Regular readers know I am a great fan of Patrick O’Brian and his Aubrey-Maturin series of novels. I am again reading the lot one after another and today I happened to come across one of those references to good handwriting in ‘The Commodore’. In the days O’Brian is writing about, handwriting was used in many official naval documents: ship’s logs, maps, Admiralty orders, pretty much everything, and the ability to write in a good hand was much valued. Perhaps it was so in Plato’s time also.
Stephen said, ‘Will I tell you another of Plato’s observations?’
‘Pray do,’ said Jack, his smile briefly returning.

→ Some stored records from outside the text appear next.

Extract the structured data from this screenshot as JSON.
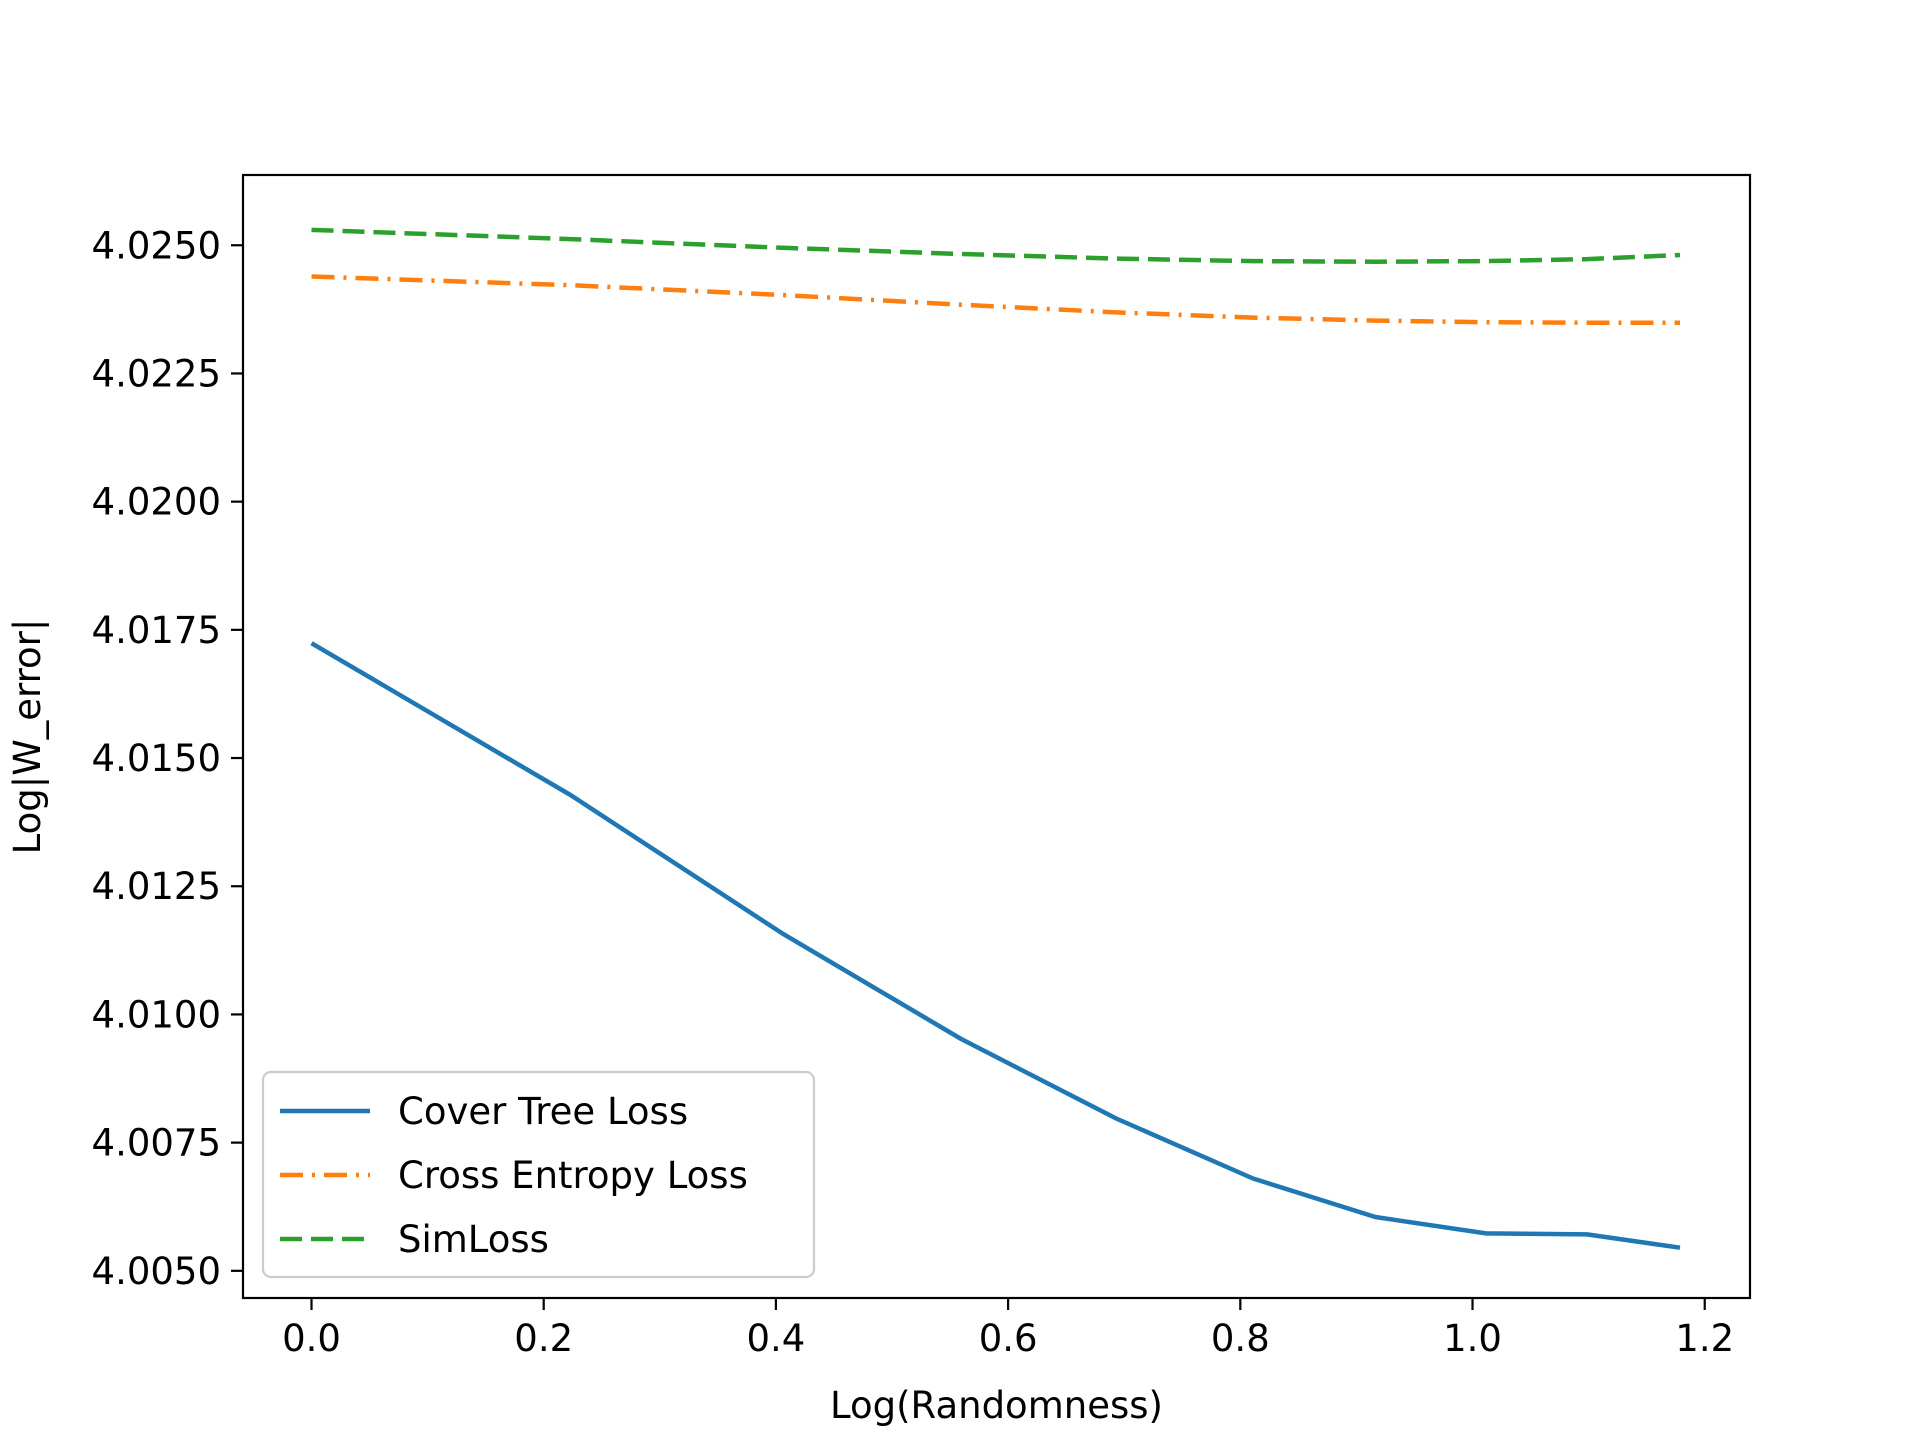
{
  "chart_data": {
    "type": "line",
    "title": "",
    "xlabel": "Log(Randomness)",
    "ylabel": "Log|W_error|",
    "xlim": [
      -0.059,
      1.239
    ],
    "ylim": [
      4.00447,
      4.02637
    ],
    "xticks": [
      0.0,
      0.2,
      0.4,
      0.6,
      0.8,
      1.0,
      1.2
    ],
    "xtick_labels": [
      "0.0",
      "0.2",
      "0.4",
      "0.6",
      "0.8",
      "1.0",
      "1.2"
    ],
    "yticks": [
      4.005,
      4.0075,
      4.01,
      4.0125,
      4.015,
      4.0175,
      4.02,
      4.0225,
      4.025
    ],
    "ytick_labels": [
      "4.0050",
      "4.0075",
      "4.0100",
      "4.0125",
      "4.0150",
      "4.0175",
      "4.0200",
      "4.0225",
      "4.0250"
    ],
    "grid": false,
    "legend_position": "lower-left",
    "x": [
      0.0,
      0.2231,
      0.4055,
      0.5596,
      0.6931,
      0.8109,
      0.9163,
      1.0116,
      1.0986,
      1.1787
    ],
    "series": [
      {
        "name": "Cover Tree Loss",
        "color": "#1f77b4",
        "linestyle": "solid",
        "values": [
          4.01724,
          4.01428,
          4.01158,
          4.00952,
          4.00797,
          4.0068,
          4.00605,
          4.00573,
          4.00571,
          4.00545
        ]
      },
      {
        "name": "Cross Entropy Loss",
        "color": "#ff7f0e",
        "linestyle": "dashdot",
        "values": [
          4.02439,
          4.02422,
          4.02403,
          4.02384,
          4.02369,
          4.02359,
          4.02353,
          4.0235,
          4.02349,
          4.02349
        ]
      },
      {
        "name": "SimLoss",
        "color": "#2ca02c",
        "linestyle": "dashed",
        "values": [
          4.0253,
          4.02512,
          4.02495,
          4.02483,
          4.02474,
          4.02469,
          4.02468,
          4.02469,
          4.02473,
          4.02481
        ]
      }
    ]
  }
}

‘It should please you, since you have a very pretty hand. Hincksey quoted it when I dined with him in London and we were discussing the bill of fare: “Calligraphy,” said Plato, “is the physical manifestation of an architecture of the soul.” That being so, mine must be a turf-and-wattle kind of soul, since my handwriting would be disowned by a backward cat; whereas yours, particularly on your charts, has a most elegant flow and clarity, the outward form of a soul that might have conceived the Parthenon.’
Jack made a civil bow, and pudding came in: spotted dog.
Of course, Stephen is a doctor and who ever heard of a doctor with good handwriting. And if anything, Stephen is the proof that Plato’s observation does not always stand the test. But whereas a bad hand is not always a condemnation, a good hand is certainly always a recommendation.